Search - List of Books by Alasdair Alpin MacGregor
Alasdair Alpin MacGregor (1899 - 1970) was a Scottish writer and photographer, known for a large number of travel books. He wrote also on Scottish folklore, and was a published poet.
Total Books: 5
He was brought up in Tain and Inverness, and educated there and in Edinburgh. His books were mainly about Scotland, and his romanticising style incurred the displeasure of Compton Mackenzie, who caricatured him in some of his novels (perhaps unjustly so as MacGregor was forced to be critically realistic about certain aspects of life on the west coast, in his book The western Isles). Judging by the title of the 1931 book A Last Voyage to St. Kilda. Being the Observations and Adventures of an Egotistic Private Secretary who was alleged to have been 'warned off' That Island by Admiralty Officials when attempting to emulate Robinson Crusoe at the Time of Its Evacuation there might have been something to caricature. In partial explanation, St Kilda was evacuated in 1930; at the time he was Private Secretary to the Chancellor of the Duchy of Lancaster. The same book was the subject of a legal case when MacGregor brought an injunction to prevent the distribution of The Edge of the World, a film by Michael Powell that he claimed was based on it. MacGregor lost the case.
He lived in London for most of his adult life in Swan Court and Upper Cheyne Row, Chelsea.

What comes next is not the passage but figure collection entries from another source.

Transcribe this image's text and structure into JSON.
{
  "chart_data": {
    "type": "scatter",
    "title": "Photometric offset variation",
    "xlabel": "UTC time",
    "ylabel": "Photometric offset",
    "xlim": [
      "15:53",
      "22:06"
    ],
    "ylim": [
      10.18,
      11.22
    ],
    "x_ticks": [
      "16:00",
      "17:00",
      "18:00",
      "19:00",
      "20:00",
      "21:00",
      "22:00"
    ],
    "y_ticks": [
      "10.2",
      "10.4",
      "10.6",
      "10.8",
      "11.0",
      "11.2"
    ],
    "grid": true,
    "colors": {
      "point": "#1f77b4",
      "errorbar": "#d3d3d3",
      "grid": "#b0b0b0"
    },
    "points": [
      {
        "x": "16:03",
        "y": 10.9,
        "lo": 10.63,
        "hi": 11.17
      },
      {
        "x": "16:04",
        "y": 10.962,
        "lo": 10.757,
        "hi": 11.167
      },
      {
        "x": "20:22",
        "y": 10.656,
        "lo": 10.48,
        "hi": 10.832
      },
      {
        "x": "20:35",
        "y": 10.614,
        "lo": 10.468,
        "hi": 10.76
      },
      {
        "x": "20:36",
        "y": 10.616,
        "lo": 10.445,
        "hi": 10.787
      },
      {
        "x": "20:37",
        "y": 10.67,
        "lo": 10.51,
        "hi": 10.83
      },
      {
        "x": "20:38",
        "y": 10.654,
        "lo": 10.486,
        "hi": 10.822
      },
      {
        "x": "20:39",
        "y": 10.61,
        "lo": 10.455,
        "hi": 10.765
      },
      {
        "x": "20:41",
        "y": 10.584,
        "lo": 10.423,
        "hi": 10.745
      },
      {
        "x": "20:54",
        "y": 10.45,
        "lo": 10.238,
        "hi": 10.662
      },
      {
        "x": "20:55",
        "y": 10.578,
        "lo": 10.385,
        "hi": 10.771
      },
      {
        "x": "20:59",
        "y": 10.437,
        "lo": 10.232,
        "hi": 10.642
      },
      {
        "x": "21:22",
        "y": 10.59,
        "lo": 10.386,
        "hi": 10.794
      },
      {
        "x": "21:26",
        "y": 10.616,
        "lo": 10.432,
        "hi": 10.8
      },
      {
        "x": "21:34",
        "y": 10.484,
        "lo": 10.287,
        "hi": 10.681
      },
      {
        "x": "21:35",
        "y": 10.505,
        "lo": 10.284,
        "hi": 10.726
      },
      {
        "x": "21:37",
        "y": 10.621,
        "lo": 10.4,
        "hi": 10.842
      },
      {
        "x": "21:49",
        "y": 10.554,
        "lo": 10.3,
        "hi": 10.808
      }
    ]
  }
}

His book about his childhood, The Goat Wife, tells the evocative story of his hard working and resourceful Aunt Dorothy, who left a comfortable existence in Edinburgh's Ann Street - reputed to be the most haunted street in Edinburgh - to begin life as a solo crofter in the Easter Ross village of Ardgay (then known locally as "High Wind"). Spanning the period before the First World War until the end of the Second, it captures the last remnants of the simplicity, privations and charm of Scottish rural community life. The "Victor" in the book is the poet Frederick Victor Branford.
Along with T. Ratcliffe Barnett, an Edinburgh Minister and author, MacGregor reflects a transitional period during the first half of the 20th century when the north of Scotland was still rural and mostly unaffected by modern society.
He was also a campaigner against vivisection.
In the years before his death in 1970, he visited the United States often and was a mentor to a young Marion Barry, who later became mayor of Washington, D.C.